After an hour’s drive down some very bumpy dirt roads, which he totally flew down incidentally, we arrived at the top of a pass overlooking the expansive valley floor below which stretched off far into the horizon. We got out and Anthony explained the lie of the land in front of us and how, off to our east the British troops had advanced towards the Zulu warriors pulling oxen and carts all of those years ago down the steep passes and onto the valley floor in the middle of summer through boggy wet conditions.

Back in the car and a short drive to the first of the battle sites and immediately as we pulled into the car park I sensed a place of enormous emotion and history, white cairns scattered all over the surrounding parched, brown grasslands each paying homage to the soldiers who 129 years ago had given their lives as part of the continuing British empire across the planet.

We sat for a couple of hours as he expertly told us of the significance of the landscape and its features and hiding places, the regiments, battalions and individuals involved and the critically incorrect decisions which had been made over the course of a 3 day period leading to the eventual deaths of thousands of British, colonial and commonwealth soldiers in a total massacre at the hands of the advancing Zulu warriors. A very moving, emotional and realistic description of the actions which took place that hit home even more as we were right there on the site of the battleground.

The sun was rising in the sky and heating us and the surrounding air and finally I was feeling African heat again after the chills of Cape Town and the Western Cape. We packed our chairs up and took a walk up the famous outlined hill of Isandwala to visit yet more cairns and reflect on what had happened here so many years ago.

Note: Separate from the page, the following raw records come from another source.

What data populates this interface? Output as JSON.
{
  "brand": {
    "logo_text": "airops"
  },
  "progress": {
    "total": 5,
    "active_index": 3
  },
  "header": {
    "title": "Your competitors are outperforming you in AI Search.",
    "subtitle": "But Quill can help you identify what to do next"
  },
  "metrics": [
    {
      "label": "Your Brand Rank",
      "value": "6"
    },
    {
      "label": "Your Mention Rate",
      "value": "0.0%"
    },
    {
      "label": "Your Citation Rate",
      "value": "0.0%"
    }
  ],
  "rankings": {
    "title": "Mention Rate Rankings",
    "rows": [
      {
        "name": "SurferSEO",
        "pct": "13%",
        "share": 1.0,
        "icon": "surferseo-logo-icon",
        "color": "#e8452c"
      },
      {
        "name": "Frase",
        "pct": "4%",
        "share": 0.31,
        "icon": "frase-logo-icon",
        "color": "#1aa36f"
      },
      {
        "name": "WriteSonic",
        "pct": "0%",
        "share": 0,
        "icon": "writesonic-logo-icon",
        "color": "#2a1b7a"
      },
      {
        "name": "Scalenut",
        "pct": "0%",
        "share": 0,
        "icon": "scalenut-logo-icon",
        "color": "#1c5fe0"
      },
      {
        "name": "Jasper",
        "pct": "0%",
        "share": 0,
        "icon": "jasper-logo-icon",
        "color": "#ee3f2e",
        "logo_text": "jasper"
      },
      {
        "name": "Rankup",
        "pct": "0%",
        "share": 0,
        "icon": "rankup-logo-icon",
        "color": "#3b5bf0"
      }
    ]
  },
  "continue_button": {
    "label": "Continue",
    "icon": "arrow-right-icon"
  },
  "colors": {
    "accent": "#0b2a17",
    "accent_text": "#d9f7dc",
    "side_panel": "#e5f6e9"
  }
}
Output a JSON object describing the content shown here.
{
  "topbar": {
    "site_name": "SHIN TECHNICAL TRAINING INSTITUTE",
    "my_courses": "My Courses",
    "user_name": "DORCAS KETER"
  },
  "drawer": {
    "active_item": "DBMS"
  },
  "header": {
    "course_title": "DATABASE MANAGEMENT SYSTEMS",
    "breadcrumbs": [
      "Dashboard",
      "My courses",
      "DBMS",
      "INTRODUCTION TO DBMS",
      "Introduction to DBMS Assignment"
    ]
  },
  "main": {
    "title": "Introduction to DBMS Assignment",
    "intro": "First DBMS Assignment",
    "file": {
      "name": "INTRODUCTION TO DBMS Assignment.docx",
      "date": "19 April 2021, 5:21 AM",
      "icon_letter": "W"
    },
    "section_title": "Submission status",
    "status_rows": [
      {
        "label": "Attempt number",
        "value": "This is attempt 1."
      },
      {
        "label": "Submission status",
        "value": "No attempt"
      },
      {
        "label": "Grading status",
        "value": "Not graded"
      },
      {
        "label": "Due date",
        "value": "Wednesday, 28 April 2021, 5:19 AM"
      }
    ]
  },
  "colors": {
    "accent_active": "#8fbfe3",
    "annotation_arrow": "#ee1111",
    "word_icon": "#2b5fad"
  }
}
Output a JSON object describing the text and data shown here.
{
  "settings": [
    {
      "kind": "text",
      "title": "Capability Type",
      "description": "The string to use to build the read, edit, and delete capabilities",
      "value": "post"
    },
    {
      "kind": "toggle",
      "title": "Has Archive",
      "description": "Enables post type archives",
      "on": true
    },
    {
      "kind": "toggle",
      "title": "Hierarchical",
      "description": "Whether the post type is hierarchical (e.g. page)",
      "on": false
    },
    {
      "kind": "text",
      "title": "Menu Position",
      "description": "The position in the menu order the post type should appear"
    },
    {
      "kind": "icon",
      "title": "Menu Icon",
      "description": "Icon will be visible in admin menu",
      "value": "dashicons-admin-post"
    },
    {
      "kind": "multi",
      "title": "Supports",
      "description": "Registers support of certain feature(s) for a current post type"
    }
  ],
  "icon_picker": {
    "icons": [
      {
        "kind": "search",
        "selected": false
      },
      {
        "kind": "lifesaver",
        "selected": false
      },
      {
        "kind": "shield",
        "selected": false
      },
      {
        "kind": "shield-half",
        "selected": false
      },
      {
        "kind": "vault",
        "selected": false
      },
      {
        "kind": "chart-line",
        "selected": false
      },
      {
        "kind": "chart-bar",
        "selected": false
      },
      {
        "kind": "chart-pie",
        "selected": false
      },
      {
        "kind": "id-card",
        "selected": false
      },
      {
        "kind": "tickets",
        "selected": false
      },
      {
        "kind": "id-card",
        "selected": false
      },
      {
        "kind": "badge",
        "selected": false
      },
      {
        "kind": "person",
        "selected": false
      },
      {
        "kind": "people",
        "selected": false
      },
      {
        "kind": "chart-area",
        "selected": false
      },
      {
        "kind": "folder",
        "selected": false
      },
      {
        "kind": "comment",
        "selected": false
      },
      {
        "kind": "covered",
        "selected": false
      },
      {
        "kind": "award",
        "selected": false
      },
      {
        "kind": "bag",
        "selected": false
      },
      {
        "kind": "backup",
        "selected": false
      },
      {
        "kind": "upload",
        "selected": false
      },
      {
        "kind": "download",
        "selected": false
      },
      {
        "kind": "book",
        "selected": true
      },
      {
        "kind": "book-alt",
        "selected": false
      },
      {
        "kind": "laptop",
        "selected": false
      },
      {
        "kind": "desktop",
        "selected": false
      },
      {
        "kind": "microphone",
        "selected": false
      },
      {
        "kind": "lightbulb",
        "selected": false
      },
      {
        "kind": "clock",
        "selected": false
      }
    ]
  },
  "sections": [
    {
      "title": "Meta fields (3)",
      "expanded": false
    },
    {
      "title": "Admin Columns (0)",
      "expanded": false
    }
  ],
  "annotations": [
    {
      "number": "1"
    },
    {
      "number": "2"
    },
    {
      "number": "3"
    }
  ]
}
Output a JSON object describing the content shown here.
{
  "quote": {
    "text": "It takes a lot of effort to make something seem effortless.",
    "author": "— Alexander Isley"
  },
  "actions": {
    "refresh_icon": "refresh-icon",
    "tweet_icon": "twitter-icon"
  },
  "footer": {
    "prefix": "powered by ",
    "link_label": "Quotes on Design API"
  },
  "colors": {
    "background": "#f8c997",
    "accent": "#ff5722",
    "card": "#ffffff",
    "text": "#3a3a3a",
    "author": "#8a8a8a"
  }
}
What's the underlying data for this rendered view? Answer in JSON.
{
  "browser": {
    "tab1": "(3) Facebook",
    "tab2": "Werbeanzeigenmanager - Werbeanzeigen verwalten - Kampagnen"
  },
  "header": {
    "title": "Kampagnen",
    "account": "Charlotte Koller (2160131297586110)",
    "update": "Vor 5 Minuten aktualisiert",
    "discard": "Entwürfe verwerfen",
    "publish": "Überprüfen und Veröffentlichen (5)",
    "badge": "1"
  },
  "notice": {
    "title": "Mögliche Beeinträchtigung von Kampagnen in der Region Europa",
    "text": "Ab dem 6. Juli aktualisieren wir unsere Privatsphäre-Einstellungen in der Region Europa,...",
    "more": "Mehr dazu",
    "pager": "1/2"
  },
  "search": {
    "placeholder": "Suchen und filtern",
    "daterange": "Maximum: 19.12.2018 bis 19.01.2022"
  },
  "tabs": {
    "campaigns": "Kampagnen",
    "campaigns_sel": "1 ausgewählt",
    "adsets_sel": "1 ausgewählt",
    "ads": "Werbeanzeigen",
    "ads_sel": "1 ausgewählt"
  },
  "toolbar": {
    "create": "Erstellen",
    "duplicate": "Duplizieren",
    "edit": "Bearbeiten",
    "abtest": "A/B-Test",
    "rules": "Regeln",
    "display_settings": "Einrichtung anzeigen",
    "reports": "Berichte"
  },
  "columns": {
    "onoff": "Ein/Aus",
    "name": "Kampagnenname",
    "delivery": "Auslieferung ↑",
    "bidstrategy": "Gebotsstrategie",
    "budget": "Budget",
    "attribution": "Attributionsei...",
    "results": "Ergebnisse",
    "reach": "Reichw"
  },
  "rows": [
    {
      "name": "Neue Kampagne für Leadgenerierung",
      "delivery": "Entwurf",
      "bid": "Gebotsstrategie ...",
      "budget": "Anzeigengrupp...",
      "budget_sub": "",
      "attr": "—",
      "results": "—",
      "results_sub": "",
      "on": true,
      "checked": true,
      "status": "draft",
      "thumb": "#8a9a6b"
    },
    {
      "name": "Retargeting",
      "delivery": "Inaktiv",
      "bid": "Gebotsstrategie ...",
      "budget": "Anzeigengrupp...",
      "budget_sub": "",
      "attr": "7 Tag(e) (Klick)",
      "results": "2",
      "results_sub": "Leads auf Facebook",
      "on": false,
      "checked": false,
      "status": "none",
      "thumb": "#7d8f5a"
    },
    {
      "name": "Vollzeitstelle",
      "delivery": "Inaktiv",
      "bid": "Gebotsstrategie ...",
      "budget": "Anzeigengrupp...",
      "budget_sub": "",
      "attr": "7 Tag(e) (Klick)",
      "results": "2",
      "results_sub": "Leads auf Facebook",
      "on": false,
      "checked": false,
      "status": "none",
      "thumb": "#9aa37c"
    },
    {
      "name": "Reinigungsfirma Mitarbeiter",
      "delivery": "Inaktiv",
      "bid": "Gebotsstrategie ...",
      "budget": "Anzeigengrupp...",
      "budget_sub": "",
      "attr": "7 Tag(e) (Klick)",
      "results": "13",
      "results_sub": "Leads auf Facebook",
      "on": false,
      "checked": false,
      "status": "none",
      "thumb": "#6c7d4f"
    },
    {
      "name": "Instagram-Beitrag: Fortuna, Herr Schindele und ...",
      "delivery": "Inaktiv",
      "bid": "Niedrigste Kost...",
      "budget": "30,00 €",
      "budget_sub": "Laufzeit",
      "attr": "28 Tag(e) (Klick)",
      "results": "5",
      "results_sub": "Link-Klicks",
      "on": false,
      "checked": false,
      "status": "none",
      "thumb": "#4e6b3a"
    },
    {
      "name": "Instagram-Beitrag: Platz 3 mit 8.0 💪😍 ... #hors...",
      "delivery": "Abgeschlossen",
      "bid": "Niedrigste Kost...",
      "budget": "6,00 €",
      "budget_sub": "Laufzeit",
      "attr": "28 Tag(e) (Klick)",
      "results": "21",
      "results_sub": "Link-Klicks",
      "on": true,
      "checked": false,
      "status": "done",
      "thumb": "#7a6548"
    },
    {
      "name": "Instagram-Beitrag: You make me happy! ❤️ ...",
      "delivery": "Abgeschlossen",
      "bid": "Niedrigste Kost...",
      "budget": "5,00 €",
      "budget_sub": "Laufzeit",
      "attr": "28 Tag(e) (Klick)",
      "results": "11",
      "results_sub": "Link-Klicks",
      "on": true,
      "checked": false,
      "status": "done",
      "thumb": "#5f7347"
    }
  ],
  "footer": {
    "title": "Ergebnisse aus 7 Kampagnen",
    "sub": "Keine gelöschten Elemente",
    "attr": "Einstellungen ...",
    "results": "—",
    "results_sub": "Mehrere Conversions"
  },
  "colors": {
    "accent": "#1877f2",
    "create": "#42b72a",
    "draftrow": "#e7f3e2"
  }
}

Into the car and off to the next location, Rorke’s Drift some 15kms away passing over the Buffalo River on the way, the site at the time of the battle of a fast moving obstacle which required a command of British engineers there at all times to operate a pont bridge to allow the carts and supplies to be fed forward to the men on the front line.

The original buildings and trees which were on the site of the infamous Rorke’s Drift have unfortunately long gone, but there has been a replica built on the site to show quite how difficult and large a position it would have been for the battalion posted here to defend, they numbered 400 at the start of the battle and through desertion and death totalled less than 30 when the Zulu’s pulled back after 2 days and nights hard fighting.

I will endeavour to write more on this subject later as a specific article for the site as this very famous battle, detailed in the film ‘Zulu’ covers one of the most important sites in the whole of the world in terms of number of Victoria Crosses handed in a single battle.

Once we’d toured the site, taken photos and paid our way we made to the car and headed back out towards Dundee after a stunningly interesting, moving and thoughtful day in the very careful, knowledgeable hands of our guide Anthony who can’t be thanked enough.

Back to the house where Patricks aunt cooked us a gorgeous roast chicken AND beef dinner, did some work on the computer then bed. Early start tomorrow to be in Joburg to collect Josie from the airport by 9am….some 220kms away!